We strongly believe in the importance of reproducible computational results and in open source software. We make all our software tools freely available for research, education, and non-profit use as soon as they are ready for public release, and we provide source code wherever possible. In a few cases, our code depends on commercial software packages or proprietary code of collaborators; in these situations, we can usually still provide our portion of the source code.
-
MEDUSA is an integrative method for learning motif models of transcription factor binding sites by incorporating promoter sequence and gene expression data. We use a modern large-margin machine learning approach, based on boosting, to enable feature selection from the high-dimensional search space of candidate binding sequences while avoiding overfitting.
-
Rankprop is a publicly available web server that can be used to search for similar proteins from a query protein sequence. At its core, Rankprop is a ranking algorithm that exploits the global network structure of similarity relationships among proteins in a database by performing a diffusion operation on a protein similarity network with weighted edges.
-
SVM-Fold is a publicly available web server that uses SVMs to predict family, superfamily, and fold-level classifications for a query protein sequence based on the Structural Classification of Proteins (SCOP).

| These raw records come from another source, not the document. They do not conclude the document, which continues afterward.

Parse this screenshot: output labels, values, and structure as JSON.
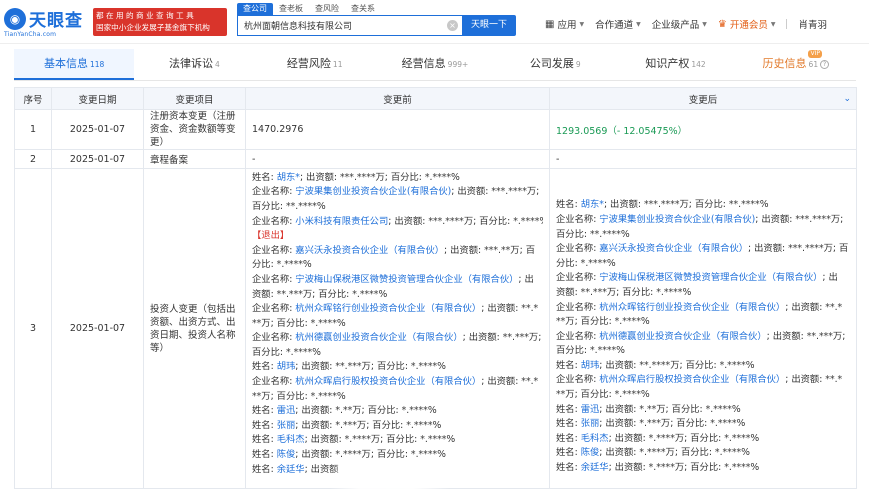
{
  "logo": {
    "name": "天眼查",
    "domain": "TianYanCha.com",
    "slogan_line1": "都 在 用 的 商 业 查 询 工 具",
    "slogan_line2": "国家中小企业发展子基金旗下机构"
  },
  "search": {
    "tabs": [
      {
        "label": "查公司",
        "active": true
      },
      {
        "label": "查老板",
        "active": false
      },
      {
        "label": "查风险",
        "active": false
      },
      {
        "label": "查关系",
        "active": false
      }
    ],
    "value": "杭州面朝信息科技有限公司",
    "button": "天眼一下"
  },
  "nav": {
    "app": "应用",
    "partner": "合作通道",
    "enterprise": "企业级产品",
    "vip": "开通会员",
    "user": "肖青羽"
  },
  "tabs": [
    {
      "label": "基本信息",
      "count": "118",
      "active": true
    },
    {
      "label": "法律诉讼",
      "count": "4",
      "active": false
    },
    {
      "label": "经营风险",
      "count": "11",
      "active": false
    },
    {
      "label": "经营信息",
      "count": "999+",
      "active": false
    },
    {
      "label": "公司发展",
      "count": "9",
      "active": false
    },
    {
      "label": "知识产权",
      "count": "142",
      "active": false
    },
    {
      "label": "历史信息",
      "count": "61",
      "active": false,
      "badge": "VIP"
    }
  ],
  "table": {
    "headers": {
      "seq": "序号",
      "date": "变更日期",
      "item": "变更项目",
      "before": "变更前",
      "after": "变更后"
    },
    "row1": {
      "seq": "1",
      "date": "2025-01-07",
      "item": "注册资本变更（注册资金、资金数额等变更）",
      "before": "1470.2976",
      "after": "1293.0569（- 12.05475%）"
    },
    "row2": {
      "seq": "2",
      "date": "2025-01-07",
      "item": "章程备案",
      "before": "-",
      "after": "-"
    },
    "row3": {
      "seq": "3",
      "date": "2025-01-07",
      "item": "投资人变更（包括出资额、出资方式、出资日期、投资人名称等）",
      "before_lines": [
        [
          {
            "t": "姓名: "
          },
          {
            "t": "胡东*",
            "c": "lk"
          },
          {
            "t": "; 出资额: ***.****万; 百分比: *.****%"
          }
        ],
        [
          {
            "t": "企业名称: "
          },
          {
            "t": "宁波果集创业投资合伙企业(有限合伙)",
            "c": "lk"
          },
          {
            "t": "; 出资额: ***.****万;"
          }
        ],
        [
          {
            "t": "百分比: **.****%"
          }
        ],
        [
          {
            "t": "企业名称: "
          },
          {
            "t": "小米科技有限责任公司",
            "c": "lk"
          },
          {
            "t": "; 出资额: ***.****万; 百分比: *.****%"
          }
        ],
        [
          {
            "t": "【退出】",
            "c": "red"
          }
        ],
        [
          {
            "t": "企业名称: "
          },
          {
            "t": "嘉兴沃永投资合伙企业（有限合伙）",
            "c": "lk"
          },
          {
            "t": "; 出资额: ***.**万; 百"
          }
        ],
        [
          {
            "t": "分比: *.****%"
          }
        ],
        [
          {
            "t": "企业名称: "
          },
          {
            "t": "宁波梅山保税港区微赞投资管理合伙企业（有限合伙）",
            "c": "lk"
          },
          {
            "t": "; 出"
          }
        ],
        [
          {
            "t": "资额: **.***万; 百分比: *.****%"
          }
        ],
        [
          {
            "t": "企业名称: "
          },
          {
            "t": "杭州众晖铭行创业投资合伙企业（有限合伙）",
            "c": "lk"
          },
          {
            "t": "; 出资额: **.*"
          }
        ],
        [
          {
            "t": "**万; 百分比: *.****%"
          }
        ],
        [
          {
            "t": "企业名称: "
          },
          {
            "t": "杭州德赢创业投资合伙企业（有限合伙）",
            "c": "lk"
          },
          {
            "t": "; 出资额: **.***万;"
          }
        ],
        [
          {
            "t": "百分比: *.****%"
          }
        ],
        [
          {
            "t": "姓名: "
          },
          {
            "t": "胡玮",
            "c": "lk"
          },
          {
            "t": "; 出资额: **.***万; 百分比: *.****%"
          }
        ],
        [
          {
            "t": "企业名称: "
          },
          {
            "t": "杭州众晖启行股权投资合伙企业（有限合伙）",
            "c": "lk"
          },
          {
            "t": "; 出资额: **.*"
          }
        ],
        [
          {
            "t": "**万; 百分比: *.****%"
          }
        ],
        [
          {
            "t": "姓名: "
          },
          {
            "t": "雷迅",
            "c": "lk"
          },
          {
            "t": "; 出资额: *.**万; 百分比: *.****%"
          }
        ],
        [
          {
            "t": "姓名: "
          },
          {
            "t": "张丽",
            "c": "lk"
          },
          {
            "t": "; 出资额: *.***万; 百分比: *.****%"
          }
        ],
        [
          {
            "t": "姓名: "
          },
          {
            "t": "毛科杰",
            "c": "lk"
          },
          {
            "t": "; 出资额: *.****万; 百分比: *.****%"
          }
        ],
        [
          {
            "t": "姓名: "
          },
          {
            "t": "陈俊",
            "c": "lk"
          },
          {
            "t": "; 出资额: *.****万; 百分比: *.****%"
          }
        ],
        [
          {
            "t": "姓名: "
          },
          {
            "t": "余廷华",
            "c": "lk"
          },
          {
            "t": "; 出资额"
          }
        ]
      ],
      "after_lines": [
        [
          {
            "t": "姓名: "
          },
          {
            "t": "胡东*",
            "c": "lk"
          },
          {
            "t": "; 出资额: ***.****万; 百分比: **.****%"
          }
        ],
        [
          {
            "t": "企业名称: "
          },
          {
            "t": "宁波果集创业投资合伙企业(有限合伙)",
            "c": "lk"
          },
          {
            "t": "; 出资额: ***.****万;"
          }
        ],
        [
          {
            "t": "百分比: **.****%"
          }
        ],
        [
          {
            "t": "企业名称: "
          },
          {
            "t": "嘉兴沃永投资合伙企业（有限合伙）",
            "c": "lk"
          },
          {
            "t": "; 出资额: ***.****万; 百"
          }
        ],
        [
          {
            "t": "分比: *.****%"
          }
        ],
        [
          {
            "t": "企业名称: "
          },
          {
            "t": "宁波梅山保税港区微赞投资管理合伙企业（有限合伙）",
            "c": "lk"
          },
          {
            "t": "; 出"
          }
        ],
        [
          {
            "t": "资额: **.***万; 百分比: *.****%"
          }
        ],
        [
          {
            "t": "企业名称: "
          },
          {
            "t": "杭州众晖铭行创业投资合伙企业（有限合伙）",
            "c": "lk"
          },
          {
            "t": "; 出资额: **.*"
          }
        ],
        [
          {
            "t": "**万; 百分比: *.****%"
          }
        ],
        [
          {
            "t": "企业名称: "
          },
          {
            "t": "杭州德赢创业投资合伙企业（有限合伙）",
            "c": "lk"
          },
          {
            "t": "; 出资额: **.***万;"
          }
        ],
        [
          {
            "t": "百分比: *.****%"
          }
        ],
        [
          {
            "t": "姓名: "
          },
          {
            "t": "胡玮",
            "c": "lk"
          },
          {
            "t": "; 出资额: **.****万; 百分比: *.****%"
          }
        ],
        [
          {
            "t": "企业名称: "
          },
          {
            "t": "杭州众晖启行股权投资合伙企业（有限合伙）",
            "c": "lk"
          },
          {
            "t": "; 出资额: **.*"
          }
        ],
        [
          {
            "t": "**万; 百分比: *.****%"
          }
        ],
        [
          {
            "t": "姓名: "
          },
          {
            "t": "雷迅",
            "c": "lk"
          },
          {
            "t": "; 出资额: *.**万; 百分比: *.****%"
          }
        ],
        [
          {
            "t": "姓名: "
          },
          {
            "t": "张丽",
            "c": "lk"
          },
          {
            "t": "; 出资额: *.***万; 百分比: *.****%"
          }
        ],
        [
          {
            "t": "姓名: "
          },
          {
            "t": "毛科杰",
            "c": "lk"
          },
          {
            "t": "; 出资额: *.****万; 百分比: *.****%"
          }
        ],
        [
          {
            "t": "姓名: "
          },
          {
            "t": "陈俊",
            "c": "lk"
          },
          {
            "t": "; 出资额: *.****万; 百分比: *.****%"
          }
        ],
        [
          {
            "t": "姓名: "
          },
          {
            "t": "余廷华",
            "c": "lk"
          },
          {
            "t": "; 出资额: *.****万; 百分比: *.****%"
          }
        ]
      ]
    }
  }
}
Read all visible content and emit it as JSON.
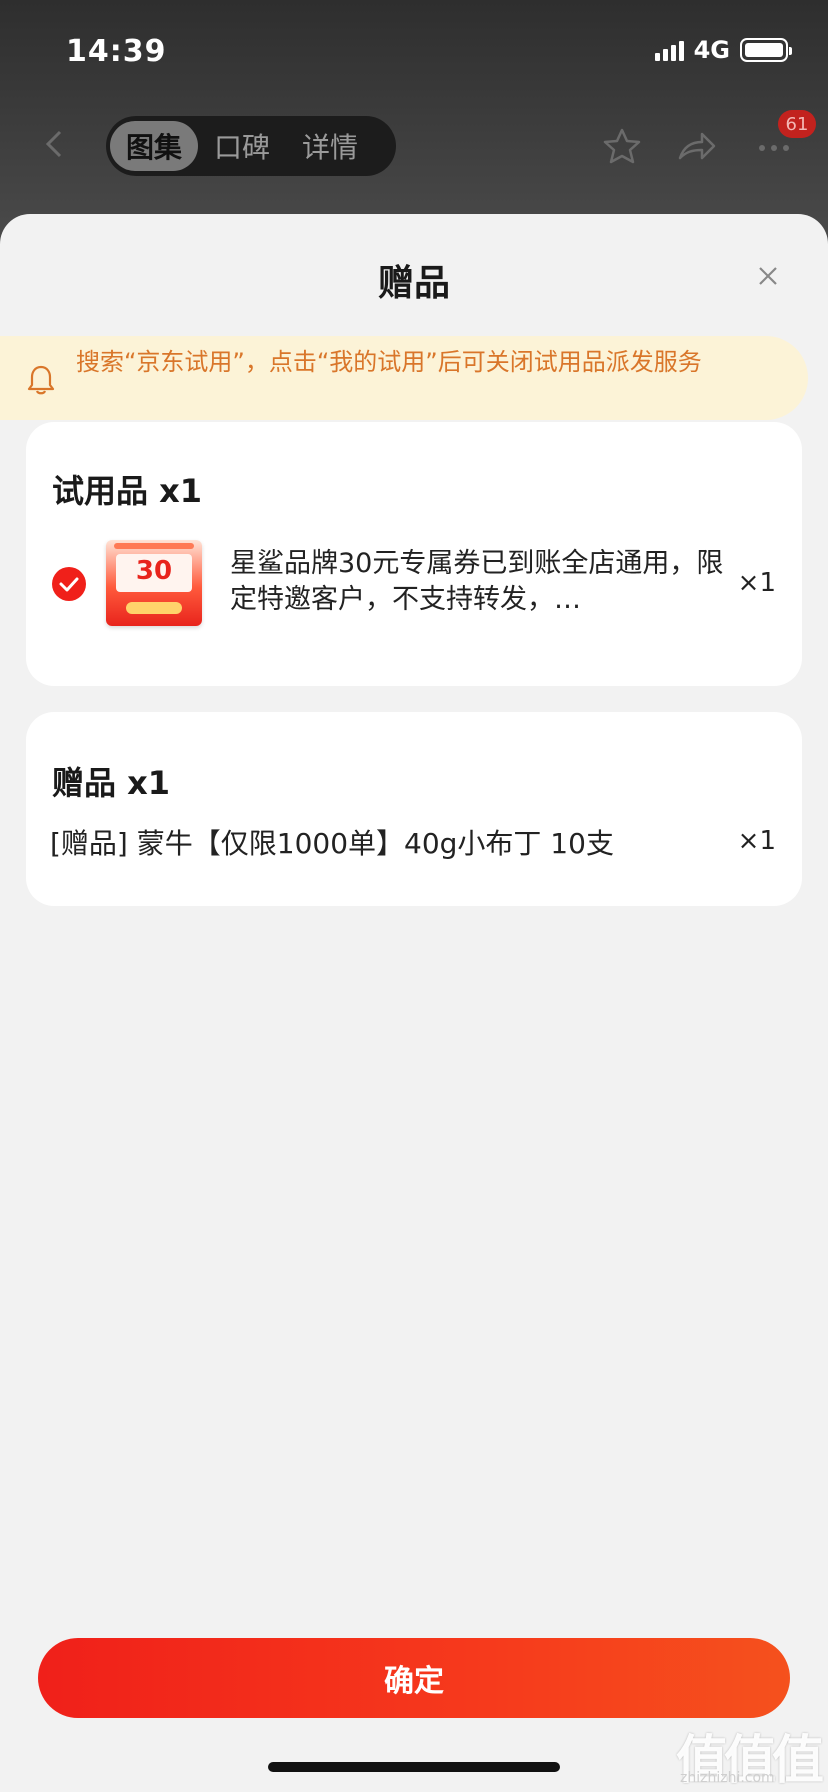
{
  "status_bar": {
    "time": "14:39",
    "network": "4G"
  },
  "nav": {
    "tabs": [
      {
        "label": "图集",
        "active": true
      },
      {
        "label": "口碑",
        "active": false
      },
      {
        "label": "详情",
        "active": false
      }
    ],
    "badge_count": "61",
    "icons": [
      "back-icon",
      "star-icon",
      "share-icon",
      "more-icon"
    ]
  },
  "sheet": {
    "title": "赠品",
    "notice": "搜索“京东试用”，点击“我的试用”后可关闭试用品派发服务",
    "trial": {
      "heading": "试用品 x1",
      "checked": true,
      "coupon_amount": "30",
      "description": "星鲨品牌30元专属券已到账全店通用，限定特邀客户，不支持转发，…",
      "quantity": "×1"
    },
    "gift": {
      "heading": "赠品 x1",
      "name": "[赠品] 蒙牛【仅限1000单】40g小布丁 10支",
      "quantity": "×1"
    },
    "confirm_label": "确定"
  },
  "watermark": {
    "chars": "值值值",
    "url": "zhizhizhi.com"
  },
  "colors": {
    "accent_red": "#f0201a",
    "notice_bg": "#fcf3d7",
    "notice_text": "#d9762a",
    "sheet_bg": "#f2f2f2"
  }
}
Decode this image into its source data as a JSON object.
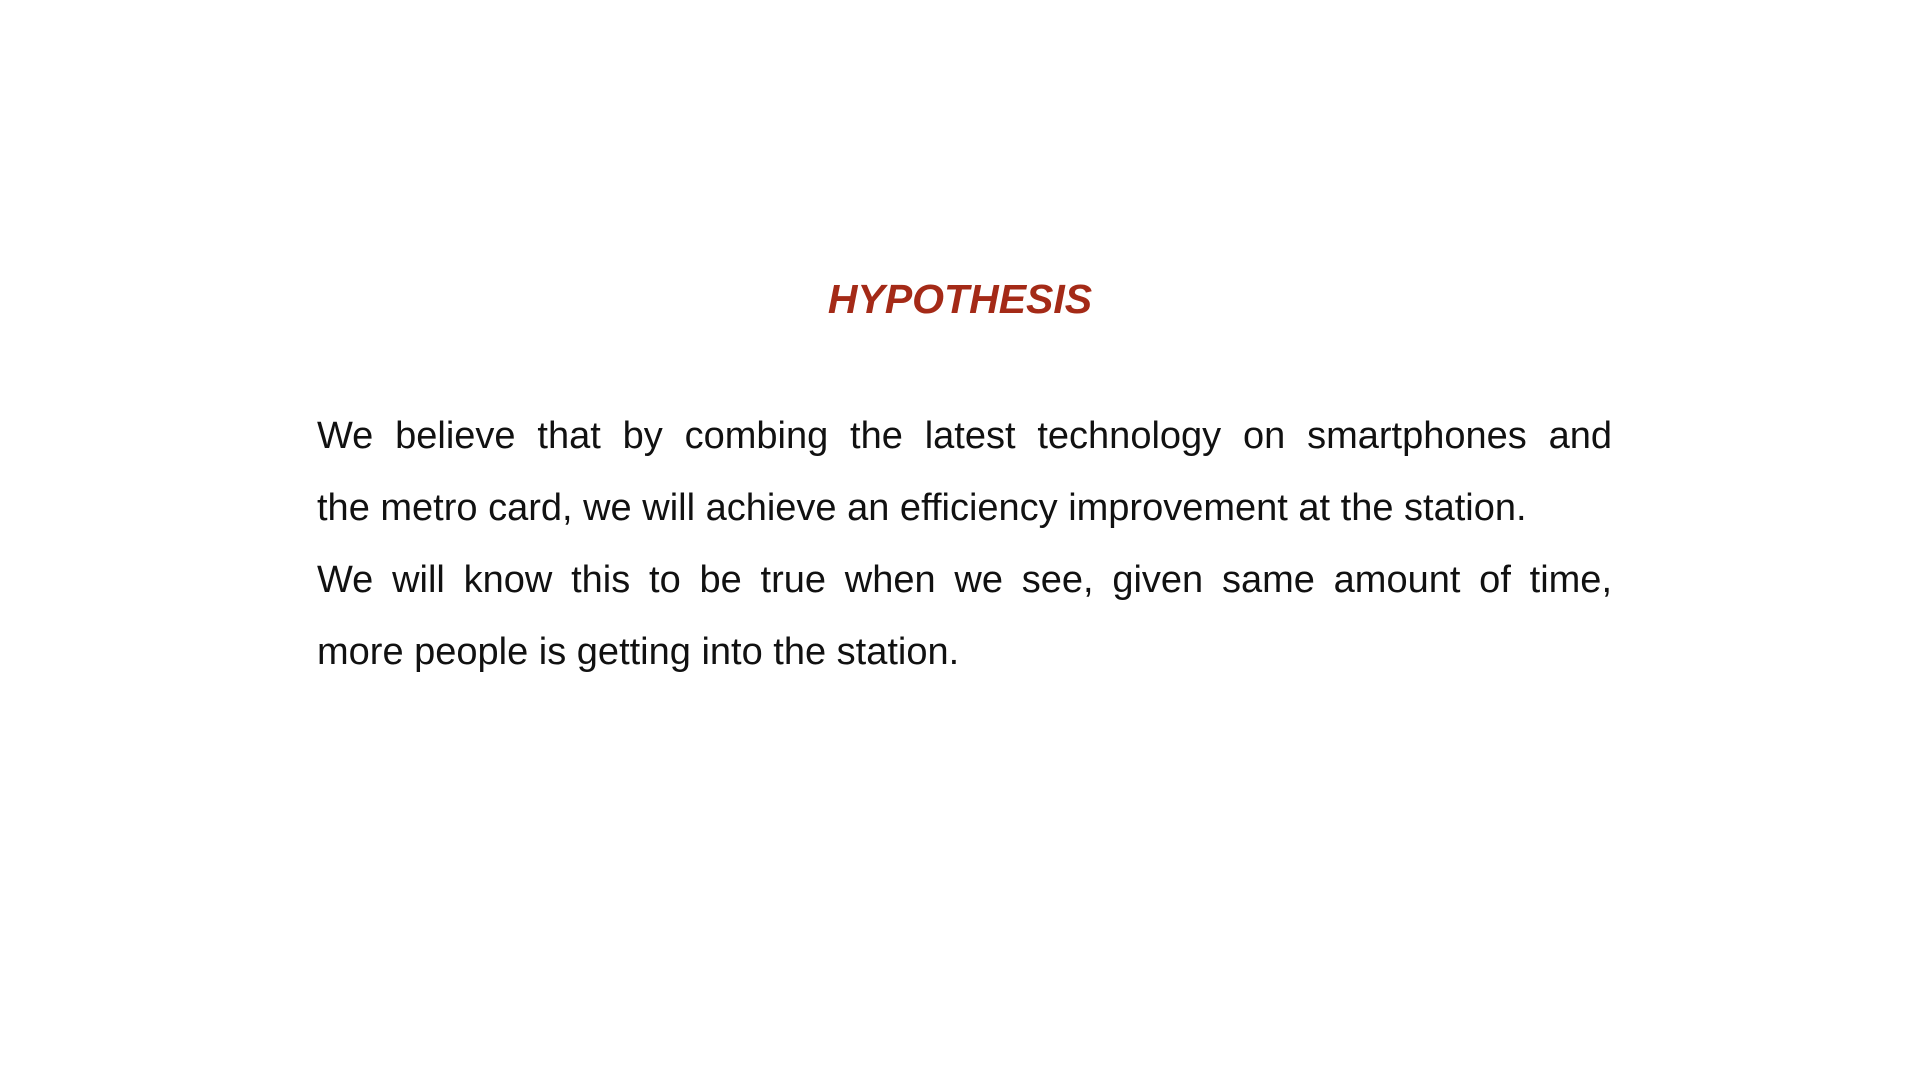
{
  "slide": {
    "title": "HYPOTHESIS",
    "title_color": "#a42a17",
    "text_color": "#111111",
    "background_color": "#ffffff",
    "body_lines": [
      "We believe that by combing the latest technology on smartphones and",
      "the metro card, we will achieve an efficiency improvement at the station.",
      "We will know this to be true when we see, given same amount of time,",
      "more people is getting into the station."
    ]
  }
}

SVM-Fold detects subtle protein sequence similarities by learning from all available annotated proteins, as well as utilizing potential hits as identified by PSI-BLAST. Predictions of classes of proteins that do not have any known example with a significant pairwise PSI-BLAST E-value can still be found using SVMs.
-
String Kernels represents the pioneering work our lab developed in the use of "k-mer" based string kernels for support vector machine classification of protein sequences into structural categories. These novel and efficient-to-compute string kernels incorporate biologically motivated notions of inexact string matching, based on shared approximate occurrences of short subsequences ("k-mers"). More recently, we introduced profile kernels, which leverage evolutionary information in the form of sequence "profiles" estimated from multiple alignments, which achieve state-of-the-art performance for remote homology detection.